Turning to the financing of the SDGs, Chapter 5 investigates the experience of the Global Fund to Fight HIV/AIDS, Tuberculosis and Malaria in financing the rapid scaling up of proven health interventions observed since 2002. The chapter identifies 8 key design principles of the Global Fund that set the institution apart from other multilateral financing mechanisms. It then considers to what extent these design principles have enabled rapid progress in combating the three infectious diseases in a broad range of operating environments, including fragile countries and countries with poor governance. The chapter concludes that the Global Fund has performed better than expected at inception, and that the key design principles explain this success.
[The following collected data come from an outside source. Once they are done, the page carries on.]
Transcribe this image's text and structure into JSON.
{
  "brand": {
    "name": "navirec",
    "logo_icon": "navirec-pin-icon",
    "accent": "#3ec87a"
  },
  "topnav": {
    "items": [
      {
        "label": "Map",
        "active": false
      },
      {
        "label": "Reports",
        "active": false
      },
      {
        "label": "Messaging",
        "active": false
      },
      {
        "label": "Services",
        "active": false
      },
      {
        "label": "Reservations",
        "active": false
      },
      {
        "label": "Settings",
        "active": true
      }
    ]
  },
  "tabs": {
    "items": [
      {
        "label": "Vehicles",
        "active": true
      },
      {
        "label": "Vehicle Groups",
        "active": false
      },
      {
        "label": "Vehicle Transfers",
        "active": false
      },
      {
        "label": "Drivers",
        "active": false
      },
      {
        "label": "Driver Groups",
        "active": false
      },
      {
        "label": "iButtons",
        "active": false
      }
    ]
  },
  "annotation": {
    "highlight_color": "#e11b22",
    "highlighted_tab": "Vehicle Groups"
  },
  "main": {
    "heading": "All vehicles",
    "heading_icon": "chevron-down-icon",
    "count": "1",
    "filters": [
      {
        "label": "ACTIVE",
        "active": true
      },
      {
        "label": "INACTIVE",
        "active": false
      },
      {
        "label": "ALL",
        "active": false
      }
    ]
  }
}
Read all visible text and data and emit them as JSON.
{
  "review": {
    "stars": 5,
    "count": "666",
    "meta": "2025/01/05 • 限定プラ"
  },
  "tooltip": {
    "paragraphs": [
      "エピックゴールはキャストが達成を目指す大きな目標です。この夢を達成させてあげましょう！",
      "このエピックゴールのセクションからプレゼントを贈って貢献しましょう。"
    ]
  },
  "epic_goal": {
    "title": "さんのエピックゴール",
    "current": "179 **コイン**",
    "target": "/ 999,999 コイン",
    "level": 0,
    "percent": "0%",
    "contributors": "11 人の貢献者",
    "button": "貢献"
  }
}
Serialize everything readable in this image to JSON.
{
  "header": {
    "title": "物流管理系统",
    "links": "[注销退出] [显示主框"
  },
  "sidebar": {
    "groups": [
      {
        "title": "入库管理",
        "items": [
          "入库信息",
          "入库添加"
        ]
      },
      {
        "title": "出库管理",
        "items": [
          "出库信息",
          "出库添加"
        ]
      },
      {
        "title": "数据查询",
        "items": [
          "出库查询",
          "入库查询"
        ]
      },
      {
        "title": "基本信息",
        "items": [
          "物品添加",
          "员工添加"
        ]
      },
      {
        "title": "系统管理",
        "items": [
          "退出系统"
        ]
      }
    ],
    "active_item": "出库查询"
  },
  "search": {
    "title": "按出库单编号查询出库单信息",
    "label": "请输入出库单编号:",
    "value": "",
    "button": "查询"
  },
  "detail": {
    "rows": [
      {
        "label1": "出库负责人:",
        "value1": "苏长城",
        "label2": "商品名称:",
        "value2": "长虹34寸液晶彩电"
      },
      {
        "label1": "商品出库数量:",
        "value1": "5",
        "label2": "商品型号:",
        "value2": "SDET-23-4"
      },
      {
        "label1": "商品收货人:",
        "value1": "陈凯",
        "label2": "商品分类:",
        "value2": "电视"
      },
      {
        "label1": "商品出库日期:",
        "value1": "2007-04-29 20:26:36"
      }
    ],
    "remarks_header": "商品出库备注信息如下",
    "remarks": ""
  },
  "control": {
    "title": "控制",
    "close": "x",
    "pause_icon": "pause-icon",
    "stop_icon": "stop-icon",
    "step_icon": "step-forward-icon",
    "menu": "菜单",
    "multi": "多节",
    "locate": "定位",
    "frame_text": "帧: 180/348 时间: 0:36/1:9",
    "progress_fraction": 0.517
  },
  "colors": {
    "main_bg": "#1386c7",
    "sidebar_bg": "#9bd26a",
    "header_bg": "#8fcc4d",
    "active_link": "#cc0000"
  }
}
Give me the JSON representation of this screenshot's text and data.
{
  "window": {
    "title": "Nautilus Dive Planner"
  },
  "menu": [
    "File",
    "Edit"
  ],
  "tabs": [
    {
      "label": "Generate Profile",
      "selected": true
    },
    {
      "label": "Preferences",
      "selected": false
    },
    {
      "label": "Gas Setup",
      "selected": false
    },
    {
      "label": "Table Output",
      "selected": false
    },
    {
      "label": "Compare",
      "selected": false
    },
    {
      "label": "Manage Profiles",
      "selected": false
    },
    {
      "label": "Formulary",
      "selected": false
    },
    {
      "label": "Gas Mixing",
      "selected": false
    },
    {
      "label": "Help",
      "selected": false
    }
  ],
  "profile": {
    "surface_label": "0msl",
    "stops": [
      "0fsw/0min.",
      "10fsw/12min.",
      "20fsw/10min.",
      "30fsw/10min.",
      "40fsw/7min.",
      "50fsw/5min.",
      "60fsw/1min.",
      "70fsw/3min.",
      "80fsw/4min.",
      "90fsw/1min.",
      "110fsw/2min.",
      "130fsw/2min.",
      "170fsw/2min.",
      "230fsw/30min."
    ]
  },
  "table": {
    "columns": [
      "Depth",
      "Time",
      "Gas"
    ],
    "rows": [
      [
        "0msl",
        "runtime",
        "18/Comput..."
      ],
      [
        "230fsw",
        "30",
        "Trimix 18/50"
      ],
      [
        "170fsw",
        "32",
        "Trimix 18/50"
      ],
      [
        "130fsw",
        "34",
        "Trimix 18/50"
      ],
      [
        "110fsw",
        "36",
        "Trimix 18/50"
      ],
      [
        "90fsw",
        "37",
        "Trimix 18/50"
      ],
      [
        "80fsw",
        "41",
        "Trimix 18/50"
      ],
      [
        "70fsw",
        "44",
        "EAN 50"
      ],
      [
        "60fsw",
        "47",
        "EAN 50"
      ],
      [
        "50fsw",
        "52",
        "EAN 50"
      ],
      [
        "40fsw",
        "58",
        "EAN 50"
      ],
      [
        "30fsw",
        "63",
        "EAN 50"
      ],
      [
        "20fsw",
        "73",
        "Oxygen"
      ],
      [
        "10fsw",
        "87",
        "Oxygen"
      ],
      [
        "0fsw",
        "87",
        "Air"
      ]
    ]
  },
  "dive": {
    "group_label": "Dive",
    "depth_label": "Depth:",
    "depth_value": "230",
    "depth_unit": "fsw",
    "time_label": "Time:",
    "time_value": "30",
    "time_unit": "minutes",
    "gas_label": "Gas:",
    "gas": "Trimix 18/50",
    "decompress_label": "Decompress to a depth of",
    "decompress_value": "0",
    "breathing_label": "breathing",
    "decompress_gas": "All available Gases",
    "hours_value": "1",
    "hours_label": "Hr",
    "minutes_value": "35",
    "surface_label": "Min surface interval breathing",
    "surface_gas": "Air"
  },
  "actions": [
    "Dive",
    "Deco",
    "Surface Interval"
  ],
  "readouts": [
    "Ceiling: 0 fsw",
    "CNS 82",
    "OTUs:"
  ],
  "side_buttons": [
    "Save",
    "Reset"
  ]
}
Adopting these principles may help multilateral grant financing mechanisms focusing on other SDG priorities – such as education; access to energy, water, and sanitation; nutrition; and smallholder agriculture – improve the effectiveness of resource use and accelerate progress towards the goals.
In the Chapter 6, we investigate the Global Fund’s Technical Review Panel (TRP) to determine whether it had succeeded in reconciling the competing needs of country ownership of development programs and the need to ensure effective use of scarce resources. We also investigate whether the demand-based application process generated funding allocations that were in line with the Global Fund’s objective to direct funds towards the countries most in need. To answer these questions, we construct a novel dataset and conduct four sets of regression analysis using ordinary least squares and ordered logistic regression models. The chapter finds that the TRP operated in line with the Global Funds’ objectives and allocated funding to countries most in need, though we find evidence that countries with large populations suppressed the volume of financing requested from the Global Fund. The evidence suggests that the TRP promoted learning on how to scale up disease control programs and that the Global Fund operated equally well across different country environments, including fragile and poorly governed countries. The chapter closes by considering the policy implications for financing the SDGs in health and other areas.
The concluding chapter summarizes the research findings and critically discusses the methodologies and data used in this thesis. It outlines suggestions for further research and summarizes policy implications for monitoring, implementing, and financing the SDGs.